BBC Media Centre
15 Jul 2014
The Village – introduction by Peter Moffat
Triple BAFTA nominated BBC One hit from last year returns with a second series set in the Roaring Twenties.
The BBC’s hugely ambitious plan to tell the story of the 20th century through the life of one Peak District village moves into the Jazz Age. The shock of the new will turn the lives of our villagers inside out. Outsiders bring in music, dancing and new ways of thinking about love, sex and politics. Young Bert’s first love; Grace Middleton’s finding a voice; Edmund Allingham discovering power and falling in love with another man; the first black man in the village; love in the classroom – the life of the village leaves behind the trauma of The Great War and steps into the excitement of a brave new world. Marie Stopes, Einstein, the wireless, electricity, the vacuum cleaner, packets of crisps, the Charleston – how will a social revolution on this scale play out across the second series?
Peter Moffat says:
“The working life of a writer is self-evidently a lonely one. You write on your own; it’s you, your imagination and the blank page. But making a long-running series like The Village, this becomes much less true. It’s the most collaborative writing experience I’ve ever had. I’ve spent long hours with all of the actors (there are are 28 speaking parts) talking about their characters – how they see them, how they think they might develop, when and where they feel I’ve got something wrong. It’s like having 28 researchers working really hard alongside you with the added benefit that those researchers will end up saying the words you write on screen.

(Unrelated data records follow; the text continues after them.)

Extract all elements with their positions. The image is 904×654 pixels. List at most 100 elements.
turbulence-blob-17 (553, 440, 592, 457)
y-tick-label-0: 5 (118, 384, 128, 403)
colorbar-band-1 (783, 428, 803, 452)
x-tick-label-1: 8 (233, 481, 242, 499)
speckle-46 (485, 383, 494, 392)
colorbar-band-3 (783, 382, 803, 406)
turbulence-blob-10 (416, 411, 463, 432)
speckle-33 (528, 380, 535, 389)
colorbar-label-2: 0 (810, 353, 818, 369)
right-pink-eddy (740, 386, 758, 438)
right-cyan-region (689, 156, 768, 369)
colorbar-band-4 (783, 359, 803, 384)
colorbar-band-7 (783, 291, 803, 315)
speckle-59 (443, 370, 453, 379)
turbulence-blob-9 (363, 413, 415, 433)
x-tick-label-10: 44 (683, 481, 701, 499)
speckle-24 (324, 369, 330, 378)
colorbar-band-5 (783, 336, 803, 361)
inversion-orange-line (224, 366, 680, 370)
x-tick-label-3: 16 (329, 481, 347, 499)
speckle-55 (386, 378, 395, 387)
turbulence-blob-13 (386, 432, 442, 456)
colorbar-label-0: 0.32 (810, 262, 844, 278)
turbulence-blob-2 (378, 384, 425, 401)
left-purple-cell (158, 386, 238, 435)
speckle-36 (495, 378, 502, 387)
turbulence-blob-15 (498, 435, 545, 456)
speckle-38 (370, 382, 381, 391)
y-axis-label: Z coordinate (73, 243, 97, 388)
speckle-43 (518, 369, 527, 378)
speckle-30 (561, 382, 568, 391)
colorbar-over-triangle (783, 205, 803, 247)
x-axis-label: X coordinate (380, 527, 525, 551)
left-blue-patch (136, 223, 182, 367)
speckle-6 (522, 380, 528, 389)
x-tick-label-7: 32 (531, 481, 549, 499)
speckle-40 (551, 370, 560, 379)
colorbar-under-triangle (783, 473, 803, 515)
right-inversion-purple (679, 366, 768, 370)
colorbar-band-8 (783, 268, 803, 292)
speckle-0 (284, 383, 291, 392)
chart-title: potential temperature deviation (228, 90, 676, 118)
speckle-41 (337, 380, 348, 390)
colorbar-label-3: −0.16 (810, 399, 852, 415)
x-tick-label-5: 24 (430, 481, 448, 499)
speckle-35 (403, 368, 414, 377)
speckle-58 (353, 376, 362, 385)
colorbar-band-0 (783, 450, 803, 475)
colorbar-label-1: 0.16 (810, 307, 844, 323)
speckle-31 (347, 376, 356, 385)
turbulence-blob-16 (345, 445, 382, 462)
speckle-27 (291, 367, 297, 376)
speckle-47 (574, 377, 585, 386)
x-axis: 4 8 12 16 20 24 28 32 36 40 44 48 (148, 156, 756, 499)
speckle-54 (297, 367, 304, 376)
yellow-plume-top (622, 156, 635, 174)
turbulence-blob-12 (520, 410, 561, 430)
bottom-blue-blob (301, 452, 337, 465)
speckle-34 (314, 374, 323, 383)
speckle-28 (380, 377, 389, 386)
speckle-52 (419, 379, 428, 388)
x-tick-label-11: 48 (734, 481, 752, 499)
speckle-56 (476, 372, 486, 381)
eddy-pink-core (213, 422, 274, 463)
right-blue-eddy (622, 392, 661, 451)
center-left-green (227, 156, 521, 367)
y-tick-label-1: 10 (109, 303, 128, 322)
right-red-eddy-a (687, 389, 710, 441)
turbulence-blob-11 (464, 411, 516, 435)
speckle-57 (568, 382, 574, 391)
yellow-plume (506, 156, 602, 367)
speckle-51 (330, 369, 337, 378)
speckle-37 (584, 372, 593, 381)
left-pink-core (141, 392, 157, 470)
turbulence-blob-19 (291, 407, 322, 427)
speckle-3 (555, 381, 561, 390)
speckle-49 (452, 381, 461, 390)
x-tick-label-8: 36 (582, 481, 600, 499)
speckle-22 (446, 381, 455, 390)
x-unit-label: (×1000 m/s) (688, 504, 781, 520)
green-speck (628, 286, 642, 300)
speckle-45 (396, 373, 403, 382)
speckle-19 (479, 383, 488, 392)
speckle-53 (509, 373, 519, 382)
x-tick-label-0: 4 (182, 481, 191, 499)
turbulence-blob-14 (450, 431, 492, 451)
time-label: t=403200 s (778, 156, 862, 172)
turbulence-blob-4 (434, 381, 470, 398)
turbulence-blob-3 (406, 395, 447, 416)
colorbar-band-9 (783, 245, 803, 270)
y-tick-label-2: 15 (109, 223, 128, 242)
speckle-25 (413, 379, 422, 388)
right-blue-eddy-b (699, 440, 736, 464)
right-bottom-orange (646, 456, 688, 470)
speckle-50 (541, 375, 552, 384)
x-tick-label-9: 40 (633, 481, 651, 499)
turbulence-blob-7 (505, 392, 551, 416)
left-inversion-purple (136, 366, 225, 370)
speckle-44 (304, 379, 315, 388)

They’re as invested as it’s possible to be in the end product because six million people will judge them on it.
“Here’s an example. Joe Armstrong plays Bairstow. His character is an outsider – from Yorkshire. There’s a line in an episode in the new series where someone refers to the town Bairstow is from in Yorkshire. Joe rang me up and talked me through all the different Yorkshire accents and their nuances, subtle differences in tone and inflection and how the town I’d chosen for Bairstow’s home town wasn’t quite right because the accent he uses is slightly different. Brilliant. I love that kind of attention to detail.
“Our agricultural advisor is the former agricultural advisor for The Archers. I now know more about milking cows than I know about almost anything else in life. And I love it. Some of it’s on the screen, lots isn’t but the great privilege of spending a year learning about muddy udders at the same time as finding out about the arrival of the motor car, fairground boxing, the bill to ban lesbianism, 1920’s jazz, Marie Stopes, the first vacuum cleaners all make the experience of writing The Village a complete privilege.
“One of the major themes of the second series is the land and what it means to the people who live and work on it. Sitting in Rosie’s Tea Shop in Hayfield listening to the ramblers, cyclists, fell runners and local people one gets such a strong sense of how the great beauty, power and strength of this landscape shapes the character of the people and the way they think. The heartbreakingly beautiful countryside is the 29th character in The Village and arguably it’s the biggest role.
“The more time I spend up in Edale and around Hayfield and Glossop the more I love this rugged, beautiful, honest part of England and the more I understand how passionately people felt about it then and how much they care about it now.”